Yang Mulia Hakim, tuduhan pengancaman yang dikenakan kepada saya bukanlah saya tujukan kepada RA dan persidangan telah terang membuktikannya. Sehingga apa yang didakwakan tidak mempunyai bukti sama sekali apalagi salah seorang saksi yaitu si tukang jawa yang saya lupa namanya tidak juga hadir untuk memberi kesaksian di persidangan ini. Kesaksian yang dalam kepolisian telah mencukupkan rekayasa untuk menjebloskan saya ke penjara. Bahkan yang paling utama niat saya adalah semata – mata membubarkan dan membela orang tua saya dan rumah saya.

Yang Mulia Majelis Hakim . . . semua kesaksian yang lain daripada yang saya sampaikan ini adalah kebohongan yang saya yakin bisa dilihat oleh Majelis Hakim Yang Mulia dengan bijaksana dan terang benderang. Apakah terhadap orang – orang jahat yang berbohong di pengadilan akan Yang Mulia Hakim biarkan ? Apakah orang jahat seperti RA dan pekerjanya yang nyata – nyata telah merusak dan menutup akses pintu keluar – masuk rumah kami juga akan Yang Mulia Hakim biarkan ? Yang Mulia pernah sampaikan agar kami melapor Polisi, tapi lihatlah hingga detik ini tidak ada tindakan dari Polisi, Mungkinkah Yang Mulia bisa memberikan perintah untuk itu? Atau ada basa – basi sirkus dan proses yang harus dilalui?

Saya tidak mengerti hukum tapi hati nurani saya tahu mana yang baik dan benar dan saya yakin Yang Mulia Hakim juga demikian.

Kemudian, Apakah berlebihan jika saya meminta putusan bebas terhadap Yang Mulia Mejelis Hakim?

“Ya! Saya meminta dibebaskan dan dikembalikan nama baik saya seperti sedia kala! Tidak kurang dan tidak lebih baik – nya sebelum saya masuk tahanan pertama kali!”

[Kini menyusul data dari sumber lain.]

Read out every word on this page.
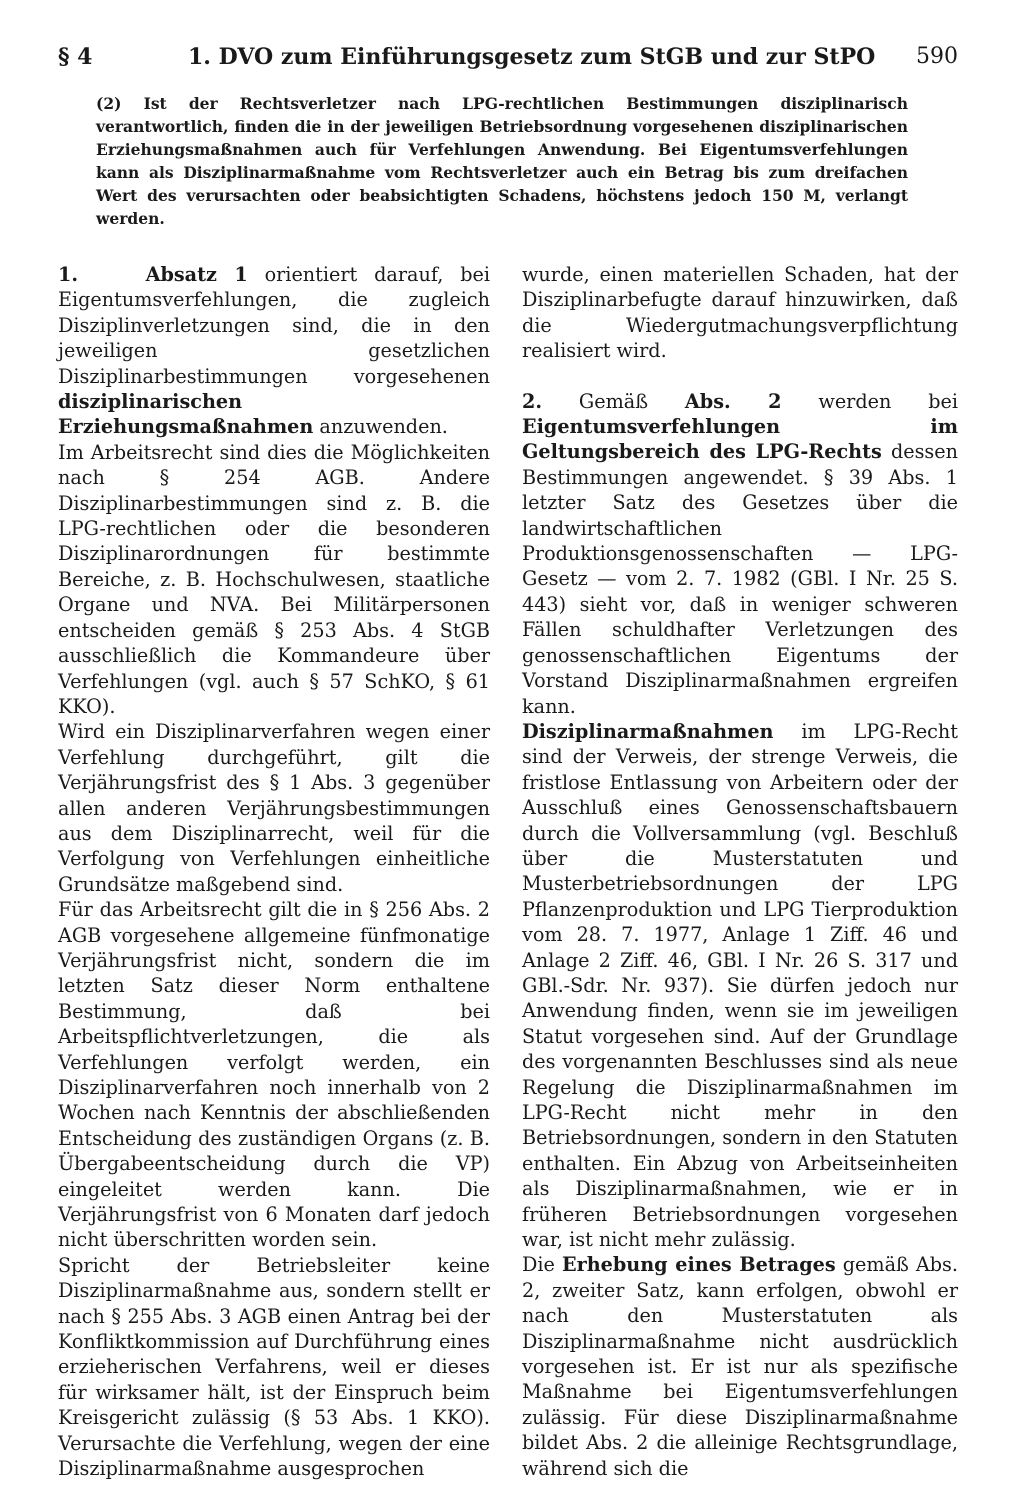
§ 4	1. DVO zum Einführungsgesetz zum StGB und zur StPO 590
(2) Ist der Rechtsverletzer nach LPG-rechtlichen Bestimmungen disziplinarisch verantwortlich, finden die in der jeweiligen Betriebsordnung vorgesehenen disziplinarischen Erziehungsmaßnahmen auch für Verfehlungen Anwendung. Bei Eigentumsverfehlungen kann als Disziplinarmaßnahme vom Rechtsverletzer auch ein Betrag bis zum dreifachen Wert des verursachten oder beabsichtigten Schadens, höchstens jedoch 150 M, verlangt werden.

1.	Absatz 1 orientiert darauf, bei Eigentumsverfehlungen, die zugleich Disziplinverletzungen sind, die in den jeweiligen gesetzlichen Disziplinarbestimmungen vorgesehenen disziplinarischen Erziehungsmaßnahmen anzuwenden.

Im Arbeitsrecht sind dies die Möglichkeiten nach § 254 AGB. Andere Disziplinarbestimmungen sind z. B. die LPG-rechtlichen oder die besonderen Disziplinarordnungen für bestimmte Bereiche, z. B. Hochschulwesen, staatliche Organe und NVA. Bei Militärpersonen entscheiden gemäß § 253 Abs. 4 StGB ausschließlich die Kommandeure über Verfehlungen (vgl. auch § 57 SchKO, § 61 KKO).

Wird ein Disziplinarverfahren wegen einer Verfehlung durchgeführt, gilt die Verjährungsfrist des § 1 Abs. 3 gegenüber allen anderen Verjährungsbestimmungen aus dem Disziplinarrecht, weil für die Verfolgung von Verfehlungen einheitliche Grundsätze maßgebend sind.

Für das Arbeitsrecht gilt die in § 256 Abs. 2 AGB vorgesehene allgemeine fünfmonatige Verjährungsfrist nicht, sondern die im letzten Satz dieser Norm enthaltene Bestimmung, daß bei Arbeitspflichtverletzungen, die als Verfehlungen verfolgt werden, ein Disziplinarverfahren noch innerhalb von 2 Wochen nach Kenntnis der abschließenden Entscheidung des zuständigen Organs (z. B. Übergabeentscheidung durch die VP) eingeleitet werden kann. Die Verjährungsfrist von 6 Monaten darf jedoch nicht überschritten worden sein.

Spricht der Betriebsleiter keine Disziplinarmaßnahme aus, sondern stellt er nach § 255 Abs. 3 AGB einen Antrag bei der Konfliktkommission auf Durchführung eines erzieherischen Verfahrens, weil er dieses für wirksamer hält, ist der Einspruch beim Kreisgericht zulässig (§ 53 Abs. 1 KKO). Verursachte die Verfehlung, wegen der eine Disziplinarmaßnahme ausgesprochen

wurde, einen materiellen Schaden, hat der Disziplinarbefugte darauf hinzuwirken, daß die Wiedergutmachungsverpflichtung realisiert wird.

2. Gemäß Abs. 2 werden bei Eigentumsverfehlungen im Geltungsbereich des LPG-Rechts dessen Bestimmungen angewendet. § 39 Abs. 1 letzter Satz des Gesetzes über die landwirtschaftlichen Produktionsgenossenschaften — LPG-Gesetz — vom 2. 7. 1982 (GBl. I Nr. 25 S. 443) sieht vor, daß in weniger schweren Fällen schuldhafter Verletzungen des genossenschaftlichen Eigentums der Vorstand Disziplinarmaßnahmen ergreifen kann.

Disziplinarmaßnahmen im LPG-Recht sind der Verweis, der strenge Verweis, die fristlose Entlassung von Arbeitern oder der Ausschluß eines Genossenschaftsbauern durch die Vollversammlung (vgl. Beschluß über die Musterstatuten und Musterbetriebsordnungen der LPG Pflanzenproduktion und LPG Tierproduktion vom 28. 7. 1977, Anlage 1 Ziff. 46 und Anlage 2 Ziff. 46, GBl. I Nr. 26 S. 317 und GBl.-Sdr. Nr. 937). Sie dürfen jedoch nur Anwendung finden, wenn sie im jeweiligen Statut vorgesehen sind. Auf der Grundlage des vorgenannten Beschlusses sind als neue Regelung die Disziplinarmaßnahmen im LPG-Recht nicht mehr in den Betriebsordnungen, sondern in den Statuten enthalten. Ein Abzug von Arbeitseinheiten als Disziplinarmaßnahmen, wie er in früheren Betriebsordnungen vorgesehen war, ist nicht mehr zulässig.

Die Erhebung eines Betrages gemäß Abs. 2, zweiter Satz, kann erfolgen, obwohl er nach den Musterstatuten als Disziplinarmaßnahme nicht ausdrücklich vorgesehen ist. Er ist nur als spezifische Maßnahme bei Eigentumsverfehlungen zulässig. Für diese Disziplinarmaßnahme bildet Abs. 2 die alleinige Rechtsgrundlage, während sich die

Apabila penjelasan dan pembelaan yang saya sampaikan serta kebenaran yang muncul dalam sidang tidak bisa mengetuk pintu hati serta tidak dapat juga membuka mata hati Majelis Hakim Yang Mulia maka biarlah ketukan Tuhan yang memberikan kebijaksanaan untuk memberikan putusan yang seadil – adilnya.

Semoga Tuhan memberkati kita semua . . .

 Hormat saya,

Gindo Harahap

Demikian pledoi yang disusun dan dibuat dan direncanakan akan disampaikan tetapi sayang, karena sebuah pragmatisme pledoi ini hanya disimpan dalam map kuing usang yang akan busuk. Pragmatisme itu adalah negosiasi dan pertemuan kondisi : lama putusan dari majelis hakim ; lamanya masa penjara yang sudah dihadapi ; waktu tunggu tersita dalam minggu pledoi asumsi tidak ada penundaan ; dan kekalahan kebenaran dan keadilan dalam pragmatisme kegunaan dan kemanfaatan.

Empat bulan pidana yang dijatuhkan saat sidang putusan dengan melompati hak mengajukan pembelaan, yang berarti tersisa 1 (satu) minggu lagi dari total pidana yang telah dijalani.

Ini pragmatisme dan sebuah pledoi tentang kebenaran, yang kalah. Tentu banyak terjadi di daerah yang jauh dari sorotan kepentingan dan media, karena orang serakah dan egois banyak bermukim di waktu yang jahat ini.